We’ll convince him of the need to accept it: Jayachandra

The issue of appointment of a chairperson to the Karnataka State Human Rights Commission (KSHRC) continues to remain unresolved, with protests by Kannada organisations over the selection of the former Chief Justice of the Delhi High Court Darmar Murugesan and the latter, consequently, expressing his reluctance to take up the offer.

Minister for Law, Justice and Human Rights T.B. Jayachandra confirmed to The Hindu that Mr. Murugesan had communicated to the government his reluctance in the light of the protests.

The protesting organisations have contended that the chairperson of the KSHRC should be able to communicate in the local language.

‘Impeccable record’

The Minister, however, said that the government was trying to convince Mr. Murugesan to reconsider his decision. “I tried to meet him when I was in Delhi a few days ago. I am going to meet him on January 17 and try to convince him again,” he said. The Minister described Mr. Murugesan as “the most eligible and dynamic” person for the post with “an impeccable record”.

The KSHRC chairperson’s post has been vacant after S.R. Nayak demitted office in July 2012, and the delay in appointment of a person to fill the post has been widely criticised.

Protest

On Human Rights Day (December 10), a group of activists staged a protest and prevented Mr. Jayachandra from speaking until he promised that the post would be filled before the end of the month.

Petition

A petition was also filed before the Karnataka High Court by the Human Rights Defenders’ Forum (Karnataka), seeking a direction to the State to fill the post immediately.

Mr. Murugesan’s nomination was finalised on December 17 in a meeting chaired by Chief Minister Siddaramaiah.

The former Supreme Court judge R.V. Raveendran’s name was also proposed for the post, but he turned down the offer.

Mr. Murugesan was Chief Justice of the Delhi High Court and has served as member of the National Human Rights Commission.

‘Impossible’

Reacting to the controversy, Mr. Nayak said that asking for appointment of a person from Karnataka under the present circumstances amounted to “asking for the impossible”.

He said that anyone who heads the post has to be either a former Chief Justice of a High Court or a judge of the Supreme Court. He should also be aged below 70.

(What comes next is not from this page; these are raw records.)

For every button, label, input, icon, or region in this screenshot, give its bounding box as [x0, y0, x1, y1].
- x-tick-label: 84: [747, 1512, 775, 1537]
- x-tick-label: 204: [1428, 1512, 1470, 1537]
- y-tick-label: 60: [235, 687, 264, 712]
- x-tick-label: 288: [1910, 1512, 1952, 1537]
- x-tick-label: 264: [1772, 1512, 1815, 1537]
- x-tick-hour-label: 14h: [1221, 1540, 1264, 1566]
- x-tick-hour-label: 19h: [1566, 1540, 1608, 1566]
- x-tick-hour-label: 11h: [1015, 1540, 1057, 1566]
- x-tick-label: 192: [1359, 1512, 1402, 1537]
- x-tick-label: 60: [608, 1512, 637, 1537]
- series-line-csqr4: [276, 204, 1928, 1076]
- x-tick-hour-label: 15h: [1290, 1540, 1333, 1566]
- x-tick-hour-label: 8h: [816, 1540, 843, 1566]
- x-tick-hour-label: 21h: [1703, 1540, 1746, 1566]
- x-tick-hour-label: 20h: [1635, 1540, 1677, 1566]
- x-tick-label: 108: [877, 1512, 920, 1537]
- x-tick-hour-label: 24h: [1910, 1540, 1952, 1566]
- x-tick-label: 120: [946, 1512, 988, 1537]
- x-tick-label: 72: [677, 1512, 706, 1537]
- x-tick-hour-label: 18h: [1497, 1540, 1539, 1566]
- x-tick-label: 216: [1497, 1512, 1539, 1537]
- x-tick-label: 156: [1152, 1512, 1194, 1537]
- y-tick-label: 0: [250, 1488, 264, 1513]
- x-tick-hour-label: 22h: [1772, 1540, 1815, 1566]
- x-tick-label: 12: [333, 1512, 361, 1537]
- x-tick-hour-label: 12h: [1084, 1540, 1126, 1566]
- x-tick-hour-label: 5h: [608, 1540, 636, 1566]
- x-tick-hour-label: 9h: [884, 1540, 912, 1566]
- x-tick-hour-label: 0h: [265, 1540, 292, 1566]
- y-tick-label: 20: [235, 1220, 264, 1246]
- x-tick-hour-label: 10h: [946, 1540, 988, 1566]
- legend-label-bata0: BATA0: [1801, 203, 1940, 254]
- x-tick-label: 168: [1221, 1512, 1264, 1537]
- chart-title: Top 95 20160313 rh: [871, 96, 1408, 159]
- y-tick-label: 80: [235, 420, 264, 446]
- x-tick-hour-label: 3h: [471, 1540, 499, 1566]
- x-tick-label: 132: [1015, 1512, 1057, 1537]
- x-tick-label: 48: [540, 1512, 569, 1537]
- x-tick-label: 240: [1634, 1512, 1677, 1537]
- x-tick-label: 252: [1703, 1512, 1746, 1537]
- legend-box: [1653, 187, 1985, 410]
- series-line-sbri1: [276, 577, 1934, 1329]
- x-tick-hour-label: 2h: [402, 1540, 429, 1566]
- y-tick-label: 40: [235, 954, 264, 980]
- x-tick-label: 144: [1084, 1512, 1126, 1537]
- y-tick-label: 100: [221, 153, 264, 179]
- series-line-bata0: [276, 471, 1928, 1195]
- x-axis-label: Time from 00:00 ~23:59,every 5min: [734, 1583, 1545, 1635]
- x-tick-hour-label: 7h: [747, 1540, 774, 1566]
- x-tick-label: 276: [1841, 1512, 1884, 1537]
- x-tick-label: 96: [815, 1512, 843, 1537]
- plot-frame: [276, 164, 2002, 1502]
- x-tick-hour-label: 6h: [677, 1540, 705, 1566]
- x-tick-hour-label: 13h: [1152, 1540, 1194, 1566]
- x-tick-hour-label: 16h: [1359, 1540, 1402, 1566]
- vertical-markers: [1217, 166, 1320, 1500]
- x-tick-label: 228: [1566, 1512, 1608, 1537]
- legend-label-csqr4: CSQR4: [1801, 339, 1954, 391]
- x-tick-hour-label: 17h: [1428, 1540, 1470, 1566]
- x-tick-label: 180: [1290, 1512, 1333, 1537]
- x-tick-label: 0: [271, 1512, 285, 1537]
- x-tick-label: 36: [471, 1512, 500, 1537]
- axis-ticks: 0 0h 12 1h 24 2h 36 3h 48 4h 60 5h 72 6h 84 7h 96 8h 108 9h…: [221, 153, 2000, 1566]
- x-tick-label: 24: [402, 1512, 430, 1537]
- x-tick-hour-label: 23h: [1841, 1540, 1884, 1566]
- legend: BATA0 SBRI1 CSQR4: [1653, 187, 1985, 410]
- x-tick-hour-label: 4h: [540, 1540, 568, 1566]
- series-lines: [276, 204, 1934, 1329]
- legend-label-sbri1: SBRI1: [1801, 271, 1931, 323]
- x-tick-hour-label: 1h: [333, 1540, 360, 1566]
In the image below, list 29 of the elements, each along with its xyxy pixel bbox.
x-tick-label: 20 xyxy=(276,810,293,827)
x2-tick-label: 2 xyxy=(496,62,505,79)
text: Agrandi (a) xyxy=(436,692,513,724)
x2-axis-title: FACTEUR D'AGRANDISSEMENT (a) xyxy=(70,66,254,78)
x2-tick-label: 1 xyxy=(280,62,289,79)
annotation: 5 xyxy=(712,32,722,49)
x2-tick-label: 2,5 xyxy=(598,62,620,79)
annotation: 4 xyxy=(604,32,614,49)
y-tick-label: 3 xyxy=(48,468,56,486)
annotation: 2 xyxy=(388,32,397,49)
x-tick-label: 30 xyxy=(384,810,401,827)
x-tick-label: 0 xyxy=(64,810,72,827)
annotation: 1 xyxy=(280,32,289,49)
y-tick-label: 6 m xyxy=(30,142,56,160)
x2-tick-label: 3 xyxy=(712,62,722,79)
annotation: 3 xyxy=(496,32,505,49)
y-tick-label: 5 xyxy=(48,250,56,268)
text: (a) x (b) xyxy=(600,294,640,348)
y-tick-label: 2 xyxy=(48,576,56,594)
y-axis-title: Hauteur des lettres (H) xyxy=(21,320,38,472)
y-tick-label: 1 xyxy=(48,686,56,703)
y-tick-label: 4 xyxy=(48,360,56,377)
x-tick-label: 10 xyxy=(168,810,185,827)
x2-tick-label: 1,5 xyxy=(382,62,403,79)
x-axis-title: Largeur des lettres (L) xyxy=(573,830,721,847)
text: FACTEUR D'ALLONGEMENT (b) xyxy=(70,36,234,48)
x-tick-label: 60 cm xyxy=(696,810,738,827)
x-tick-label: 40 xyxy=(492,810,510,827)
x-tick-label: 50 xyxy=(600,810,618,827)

“Given these conditions, it is hard to think of any local person for the post. Some who are eligible are said to have refused,” he said. “So the government has no option but to find someone from outside Karnataka,” he added.

Mr. Nayak also said that the government should have started the process of looking for someone to fill the post a few months before his retirement in 2012 rather than drag its feet for so long on it.